The problem for company tax cut advocates of US firms blowing their Trump tax windfalls on share buybacks is now officially serious: The Wall Street Journal has tried to pretend it’s not a problem at all.

According to recent figures, the level of stock buyback announcements made by corporate America since the start of the year has reached a staggering $214 billion. And just 6% of the windfall is going to workers in bonuses and wage rises.

So what did America’s Murdoch-controlled flagship business publication do? Declare that share buybacks are really good anyway. “Stock buybacks are proof of tax reform’s success“, according to John H. Cochrane of the right-wing Cato Institute.

Share buybacks and dividends are great.
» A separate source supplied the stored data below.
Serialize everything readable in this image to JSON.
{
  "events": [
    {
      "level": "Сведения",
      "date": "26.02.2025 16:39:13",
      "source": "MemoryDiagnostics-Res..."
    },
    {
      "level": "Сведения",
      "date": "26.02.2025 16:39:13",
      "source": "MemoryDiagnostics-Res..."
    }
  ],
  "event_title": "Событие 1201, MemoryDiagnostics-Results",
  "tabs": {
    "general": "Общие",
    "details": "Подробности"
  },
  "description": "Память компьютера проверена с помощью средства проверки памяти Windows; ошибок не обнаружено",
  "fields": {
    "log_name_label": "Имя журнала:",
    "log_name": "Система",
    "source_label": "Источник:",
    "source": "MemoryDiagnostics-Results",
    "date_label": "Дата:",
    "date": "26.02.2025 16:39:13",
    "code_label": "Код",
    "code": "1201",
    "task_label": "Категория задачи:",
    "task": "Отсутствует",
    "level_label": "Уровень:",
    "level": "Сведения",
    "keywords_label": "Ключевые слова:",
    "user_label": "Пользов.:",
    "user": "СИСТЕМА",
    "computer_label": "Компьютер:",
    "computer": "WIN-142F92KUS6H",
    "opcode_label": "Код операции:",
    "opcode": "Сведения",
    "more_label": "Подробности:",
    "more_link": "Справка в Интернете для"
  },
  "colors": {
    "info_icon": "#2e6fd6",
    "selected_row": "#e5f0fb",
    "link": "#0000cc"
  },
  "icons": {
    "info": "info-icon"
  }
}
They get cash out of companies that don’t have worthwhile ideas and into companies that do. An increase in buybacks is a sign the tax law and the economy are working… 

Not every company needs to expand at any given moment… The debate over whether companies will spend higher revenues on wages or buybacks misses the whole point.

You could term this the trickle-down trickle-down argument: give companies a windfall in the hope that they’ll use it for new investment that will eventually flow through into more jobs and put upward pressure on wages; but when they don’t spend it on new investment, instead gifting it back to shareholders, hope that the shareholders then re-invest it another company that will decide to use it for new investment that will eventually flow through yada yada yada.

It would be more efficient simply to give the wealthy another direct tax cut, wouldn’t it? After all, they save so much more of their income than the rest of us so it will eventually trickle into productive investment somewhere. Then we wouldn’t have to worry about share buybacks at all.

Of course, a tax cut for the wealthy was exactly what Trump and the Republicans did as well as the company tax cut in the Tax Cuts and Jobs Act.

And if you look at the long list of US companies that have announced $214 billion worth of buybacks or dividend increases, they include many of the biggest names in global capitalism — Google, Visa, Cisco, Oracle, Boeing, Wells Fargo, Coca-Cola. On the basis of Cochrane’s argument, a huge swathe of global capital simply don’t have any “worthwhile ideas” for investing in at the moment.

Remember that the Trump tax cuts are all unfunded, just like Malcolm Turnbull’s $64 billion company tax cuts. The US deficit is being blown out right when the economy is near full employment, in the hope that wealthy shareholders will take their share buyback and dividend largesse and find a productive home for it.

Now, since the Wall Street Journal has confirmed share buybacks are a problem by trying to define the problem away, will the Financial Review finally acknowledge their existence?